Swedish football club located in Hedesnunda

Hedesunda IF is a Swedish football club located in Hedesunda.

==Background==
Hedesunda IF currently plays in Division 4 Gestrikland which is the sixth tier of Swedish football. They play their home matches at the Hedesunda IP in Hedesunda.

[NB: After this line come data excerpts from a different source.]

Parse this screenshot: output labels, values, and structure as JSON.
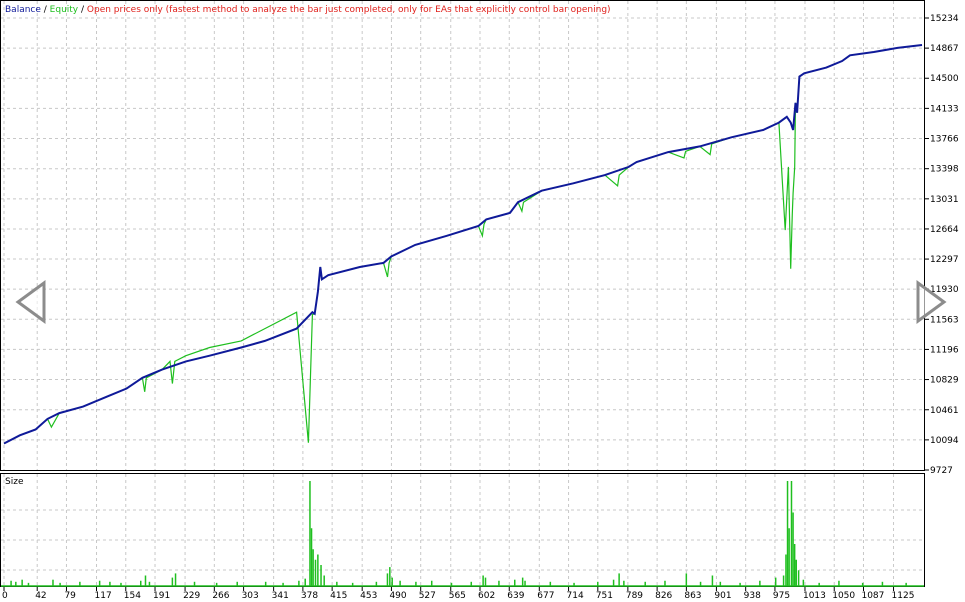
{
  "legend": {
    "balance": "Balance",
    "sep1": " / ",
    "equity": "Equity",
    "sep2": " / ",
    "mode": "Open prices only (fastest method to analyze the bar just completed, only for EAs that explicitly control bar opening)"
  },
  "colors": {
    "balance": "#0f1a99",
    "equity": "#1fbf1f",
    "mode": "#e0211c",
    "grid": "#c8c8c8",
    "axis": "#000000"
  },
  "chart_data": [
    {
      "type": "line",
      "y_ticks": [
        "15234",
        "14867",
        "14500",
        "14133",
        "13766",
        "13398",
        "13031",
        "12664",
        "12297",
        "11930",
        "11563",
        "11196",
        "10829",
        "10461",
        "10094",
        "9727"
      ],
      "ylim": [
        9727,
        15234
      ],
      "xlim": [
        0,
        1161
      ],
      "series": [
        {
          "name": "Balance",
          "x": [
            0,
            20,
            40,
            55,
            70,
            100,
            130,
            155,
            175,
            200,
            230,
            260,
            300,
            330,
            370,
            390,
            393,
            397,
            400,
            402,
            410,
            450,
            480,
            490,
            520,
            560,
            600,
            610,
            640,
            650,
            680,
            720,
            760,
            790,
            800,
            840,
            880,
            920,
            960,
            980,
            990,
            995,
            998,
            1001,
            1003,
            1006,
            1012,
            1040,
            1060,
            1070,
            1100,
            1130,
            1161
          ],
          "values": [
            10050,
            10150,
            10220,
            10350,
            10420,
            10500,
            10620,
            10720,
            10850,
            10950,
            11050,
            11120,
            11220,
            11300,
            11450,
            11650,
            11630,
            11900,
            12200,
            12050,
            12100,
            12200,
            12250,
            12330,
            12470,
            12580,
            12700,
            12780,
            12860,
            12990,
            13130,
            13220,
            13320,
            13420,
            13480,
            13600,
            13670,
            13780,
            13870,
            13960,
            14030,
            13960,
            13870,
            14200,
            14080,
            14520,
            14560,
            14630,
            14710,
            14780,
            14820,
            14870,
            14905
          ]
        },
        {
          "name": "Equity",
          "x": [
            0,
            20,
            40,
            55,
            60,
            70,
            100,
            130,
            155,
            175,
            178,
            180,
            200,
            210,
            213,
            216,
            230,
            260,
            300,
            330,
            370,
            385,
            390,
            393,
            397,
            400,
            402,
            410,
            450,
            480,
            485,
            487,
            490,
            520,
            560,
            600,
            605,
            607,
            610,
            640,
            650,
            655,
            657,
            680,
            720,
            760,
            776,
            778,
            790,
            800,
            840,
            860,
            862,
            880,
            893,
            895,
            920,
            960,
            980,
            988,
            992,
            995,
            997,
            998,
            1000,
            1001,
            1003,
            1006,
            1012,
            1040,
            1060,
            1070,
            1100,
            1130,
            1161
          ],
          "values": [
            10050,
            10150,
            10220,
            10350,
            10250,
            10420,
            10500,
            10620,
            10720,
            10850,
            10680,
            10850,
            10950,
            11050,
            10780,
            11050,
            11120,
            11220,
            11300,
            11450,
            11650,
            10060,
            11620,
            11630,
            11900,
            12200,
            12050,
            12100,
            12200,
            12250,
            12080,
            12250,
            12330,
            12470,
            12580,
            12700,
            12580,
            12720,
            12780,
            12860,
            12990,
            12880,
            12990,
            13130,
            13220,
            13320,
            13190,
            13320,
            13420,
            13480,
            13600,
            13530,
            13610,
            13670,
            13570,
            13700,
            13780,
            13870,
            13960,
            12650,
            13420,
            12180,
            12850,
            13100,
            13420,
            14200,
            14080,
            14520,
            14560,
            14630,
            14710,
            14780,
            14820,
            14870,
            14905
          ]
        }
      ]
    },
    {
      "type": "bar",
      "title": "Size",
      "x_ticks": [
        "0",
        "42",
        "79",
        "117",
        "154",
        "191",
        "229",
        "266",
        "303",
        "341",
        "378",
        "415",
        "453",
        "490",
        "527",
        "565",
        "602",
        "639",
        "677",
        "714",
        "751",
        "789",
        "826",
        "863",
        "901",
        "938",
        "975",
        "1013",
        "1050",
        "1087",
        "1125"
      ],
      "xlim": [
        0,
        1161
      ],
      "spikes": [
        {
          "x": 8,
          "v": 0.05
        },
        {
          "x": 14,
          "v": 0.04
        },
        {
          "x": 22,
          "v": 0.06
        },
        {
          "x": 30,
          "v": 0.03
        },
        {
          "x": 61,
          "v": 0.06
        },
        {
          "x": 70,
          "v": 0.03
        },
        {
          "x": 95,
          "v": 0.04
        },
        {
          "x": 120,
          "v": 0.05
        },
        {
          "x": 133,
          "v": 0.04
        },
        {
          "x": 147,
          "v": 0.03
        },
        {
          "x": 172,
          "v": 0.05
        },
        {
          "x": 178,
          "v": 0.1
        },
        {
          "x": 183,
          "v": 0.04
        },
        {
          "x": 212,
          "v": 0.08
        },
        {
          "x": 216,
          "v": 0.12
        },
        {
          "x": 240,
          "v": 0.04
        },
        {
          "x": 268,
          "v": 0.03
        },
        {
          "x": 294,
          "v": 0.04
        },
        {
          "x": 330,
          "v": 0.04
        },
        {
          "x": 352,
          "v": 0.03
        },
        {
          "x": 372,
          "v": 0.05
        },
        {
          "x": 380,
          "v": 0.07
        },
        {
          "x": 386,
          "v": 1.0
        },
        {
          "x": 388,
          "v": 0.55
        },
        {
          "x": 390,
          "v": 0.35
        },
        {
          "x": 393,
          "v": 0.25
        },
        {
          "x": 396,
          "v": 0.3
        },
        {
          "x": 400,
          "v": 0.2
        },
        {
          "x": 404,
          "v": 0.1
        },
        {
          "x": 420,
          "v": 0.04
        },
        {
          "x": 440,
          "v": 0.03
        },
        {
          "x": 470,
          "v": 0.04
        },
        {
          "x": 484,
          "v": 0.12
        },
        {
          "x": 487,
          "v": 0.18
        },
        {
          "x": 490,
          "v": 0.08
        },
        {
          "x": 500,
          "v": 0.05
        },
        {
          "x": 520,
          "v": 0.04
        },
        {
          "x": 540,
          "v": 0.05
        },
        {
          "x": 565,
          "v": 0.03
        },
        {
          "x": 590,
          "v": 0.04
        },
        {
          "x": 605,
          "v": 0.1
        },
        {
          "x": 608,
          "v": 0.08
        },
        {
          "x": 625,
          "v": 0.05
        },
        {
          "x": 645,
          "v": 0.06
        },
        {
          "x": 655,
          "v": 0.08
        },
        {
          "x": 658,
          "v": 0.05
        },
        {
          "x": 690,
          "v": 0.04
        },
        {
          "x": 720,
          "v": 0.03
        },
        {
          "x": 750,
          "v": 0.04
        },
        {
          "x": 770,
          "v": 0.06
        },
        {
          "x": 777,
          "v": 0.12
        },
        {
          "x": 783,
          "v": 0.05
        },
        {
          "x": 810,
          "v": 0.04
        },
        {
          "x": 835,
          "v": 0.05
        },
        {
          "x": 862,
          "v": 0.12
        },
        {
          "x": 880,
          "v": 0.04
        },
        {
          "x": 895,
          "v": 0.1
        },
        {
          "x": 905,
          "v": 0.04
        },
        {
          "x": 930,
          "v": 0.03
        },
        {
          "x": 955,
          "v": 0.05
        },
        {
          "x": 975,
          "v": 0.08
        },
        {
          "x": 985,
          "v": 0.1
        },
        {
          "x": 988,
          "v": 0.3
        },
        {
          "x": 990,
          "v": 1.0
        },
        {
          "x": 992,
          "v": 0.55
        },
        {
          "x": 995,
          "v": 1.0
        },
        {
          "x": 997,
          "v": 0.7
        },
        {
          "x": 999,
          "v": 0.4
        },
        {
          "x": 1001,
          "v": 0.25
        },
        {
          "x": 1004,
          "v": 0.15
        },
        {
          "x": 1010,
          "v": 0.06
        },
        {
          "x": 1030,
          "v": 0.03
        },
        {
          "x": 1055,
          "v": 0.05
        },
        {
          "x": 1085,
          "v": 0.03
        },
        {
          "x": 1110,
          "v": 0.04
        },
        {
          "x": 1140,
          "v": 0.03
        }
      ]
    }
  ],
  "nav": {
    "left": "previous-arrow-icon",
    "right": "next-arrow-icon"
  }
}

The club is affiliated to Gestriklands Fotbollförbund. Hedesunda IF have competed in the Svenska Cupen on 10 occasions and have played 13 matches in the competition.

==Season to season==

In their most successful period Hedesunda IF competed in the following division:

| Season | Level | Division | Section | Position | Movements |
|---|---|---|---|---|---|
| 1942–43 | Tier 3 | Division 3 | Östsvenska Norra | 9th | Relegated |

In recent seasons Hedesunda IF have competed in the following divisions:

| Season | Level | Division | Section | Position | Movements |
|---|---|---|---|---|---|
| 1999 | Tier 6 | Division 5 | Gästrikland | 6th |  |
| 2000 | Tier 6 | Division 5 | Gästrikland | 9th |  |
| 2001 | Tier 6 | Division 5 | Gästrikland | 9th |  |
| 2002 | Tier 6 | Division 5 | Gästrikland | 4th |  |
| 2003 | Tier 6 | Division 5 | Gästrikland | 7th |  |
| 2004 | Tier 6 | Division 5 | Gästrikland | 5th |  |
| 2005 | Tier 6 | Division 5 | Gästrikland | 6th |  |
| 2006* | Tier 7 | Division 5 | Gästrikland | 11th |  |
| 2007 | Tier 7 | Division 5 | Gästrikland | 5th |  |
| 2008 | Tier 7 | Division 5 | Gästrikland | 1st | Promoted |
| 2009 | Tier 6 | Division 4 | Gästrikland | 9th |  |
| 2010 | Tier 6 | Division 4 | Gästrikland | 6th |  |
| 2011 | Tier 6 | Division 4 | Gästrikland | 9th |  |

- League restructuring in 2006 resulted in a new division being created at Tier 3 and subsequent divisions dropping a level.